Q: How were neural network models first developed by scientists?

Roger Stanton: In computer science, as well as a host of related fields, these models were inspired by the central nervous systems of animals, which are capable of pattern recognition and machine learning. They have been generally presented as systems of interconnected “neurons,” known for computing values of the entity by feeding the given information into the network.

Q: What is an example of a neural network model?

Roger Stanton: In handwriting recognition, a certain set of these input neurons can be activated by an input image’s pixels that represent a digit or letter. The neurons’ activations are passed on, and then weighted and transformed by a function as created by the designer of the network. Finally, the output neuron will be activated to ascertain which of the characters are read.

Q: Where have neural network models been used?

Roger Stanton: Neural network models have been implemented in order to solve a number of tasks that would be difficult to solve with the utilization of ordinary programming, including speech recognition and computer vision.

Q: In your opinion, what is the most attractive feature of neural network models?

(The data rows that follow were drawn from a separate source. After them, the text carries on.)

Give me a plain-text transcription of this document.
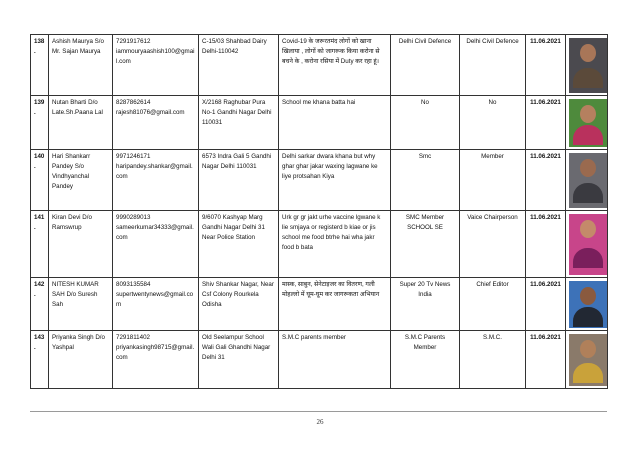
138.	Ashish Maurya S/o Mr. Sajan Maurya	7291917612 iammouryaashish100@gmail.com	C-15/03 Shahbad Dairy Delhi-110042	Covid-19 के जरूरतमंद लोगों को खाना खिलाया , लोगों को जागरूक किया करोना से बचने के , करोना रसिया में Duty कर रहा हूं।	Delhi Civil Defence	Delhi Civil Defence	11.06.2021	

139.	Nutan Bharti D/o Late.Sh.Paana Lal	8287862614 rajesh81076@gmail.com	X/2168 Raghubar Pura No-1 Gandhi Nagar Delhi 110031	School me khana batta hai	No	No	11.06.2021	

140.	Hari Shankarr Pandey S/o Vindhyanchal Pandey	9971246171 haripandey.shankar@gmail.com	6573 Indra Gali 5 Gandhi Nagar Delhi 110031	Delhi sarkar dwara khana but why ghar ghar jakar waxing lagwane ke liye protsahan Kiya	Smc	Member	11.06.2021	

141.	Kiran Devi D/o Ramswrup	9990289013 sameerkumar34333@gmail.com	9/6070 Kashyap Marg Gandhi Nagar Delhi 31 Near Police Station	Urk gr gr jakt urhe vaccine lgwane k lie smjaya or registerd b kiae or jis school me food btrhe hai wha jakr food b bata	SMC Member SCHOOL SE	Vaice Chairperson	11.06.2021	

142.	NITESH KUMAR SAH D/o Suresh Sah	8093135584 supertwentynews@gmail.com	Shiv Shankar Nagar, Near Csf Colony Rourkela Odisha	मास्क, साबुन, सेनेटाइजर का वितरण, गली मोहल्लो में घूम-घूम कर जागरूकता अभियान	Super 20 Tv News India	Chief Editor	11.06.2021	

143.	Priyanka Singh D/o Yashpal	7291811402 priyankasingh98715@gmail.com	Old Seelampur School Wali Gali Ghandhi Nagar Delhi 31	S.M.C parents member	S.M.C Parents Member	S.M.C.	11.06.2021	
26
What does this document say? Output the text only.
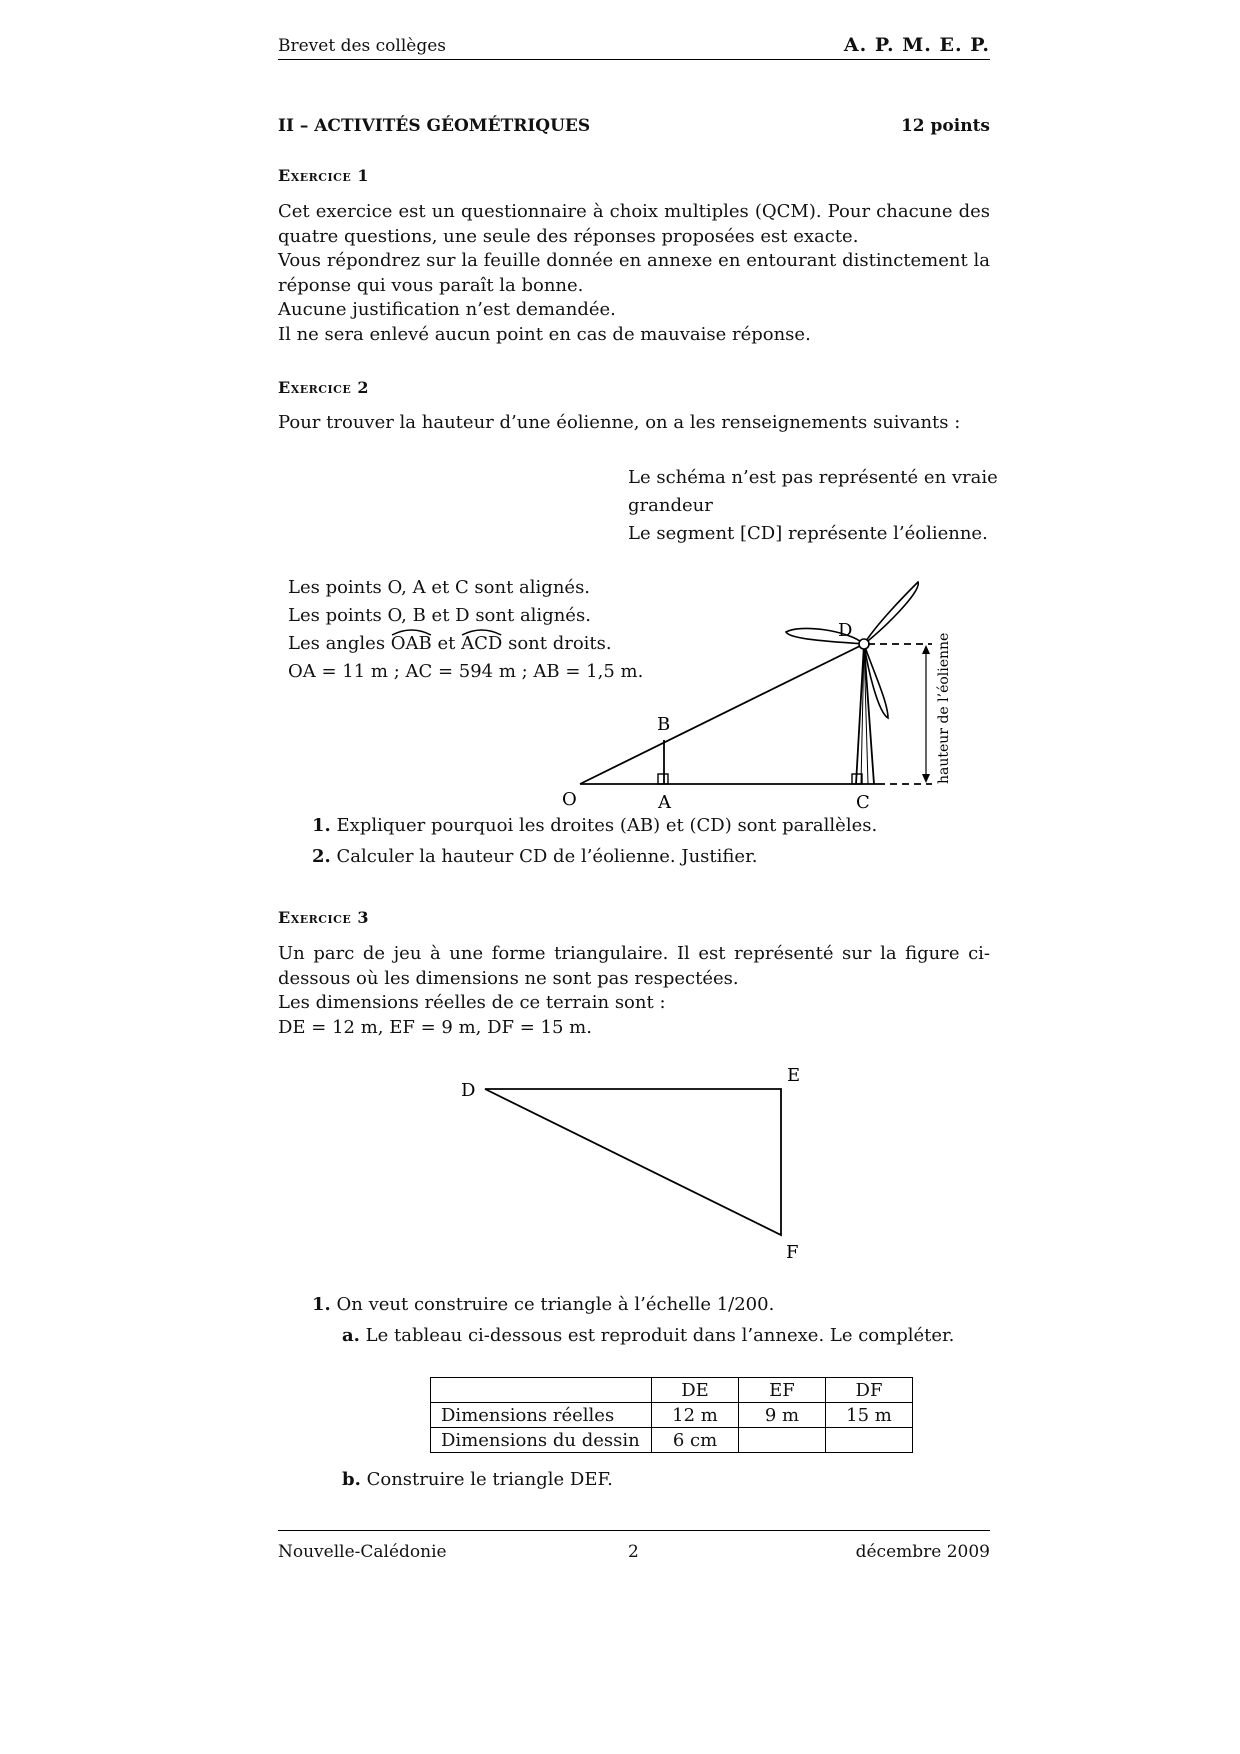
Brevet des collèges	A. P. M. E. P.
II – ACTIVITÉS GÉOMÉTRIQUES	12 points
Exercice 1

Cet exercice est un questionnaire à choix multiples (QCM). Pour chacune des quatre questions, une seule des réponses proposées est exacte.

Vous répondrez sur la feuille donnée en annexe en entourant distinctement la réponse qui vous paraît la bonne.

Aucune justification n’est demandée.

Il ne sera enlevé aucun point en cas de mauvaise réponse.

Exercice 2
Pour trouver la hauteur d’une éolienne, on a les renseignements suivants :
Le schéma n’est pas représenté en vraie
grandeur
Le segment [CD] représente l’éolienne.
Les points O, A et C sont alignés.
Les points O, B et D sont alignés.
Les angles OAB et ACD sont droits.
OA = 11 m ; AC = 594 m ; AB = 1,5 m.
O	A
B
C
D
hauteur de l’éolienne
1. Expliquer pourquoi les droites (AB) et (CD) sont parallèles.
2. Calculer la hauteur CD de l’éolienne. Justifier.
Exercice 3

Un parc de jeu à une forme triangulaire. Il est représenté sur la figure ci-dessous où les dimensions ne sont pas respectées.

Les dimensions réelles de ce terrain sont :

DE = 12 m, EF = 9 m, DF = 15 m.

D
E
F
1. On veut construire ce triangle à l’échelle 1/200.
a. Le tableau ci-dessous est reproduit dans l’annexe. Le compléter.
	DE	EF	DF
Dimensions réelles	12 m	9 m	15 m
Dimensions du dessin	6 cm		
b. Construire le triangle DEF.
Nouvelle-Calédonie	2	décembre 2009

Roger Stanton: Neural network models are heralded for their ability to offer numerous options in terms of modifying training algorithms. As a general rule, default values are set to provide excellent results for a wide range of problems, allowing a researcher to start experimentation quickly and with fewer challenges on the front end. As a researcher gains more knowledge and experience, it becomes more natural to customize the algorithms as a way to improve the accuracy, speed and performance of these neural network models.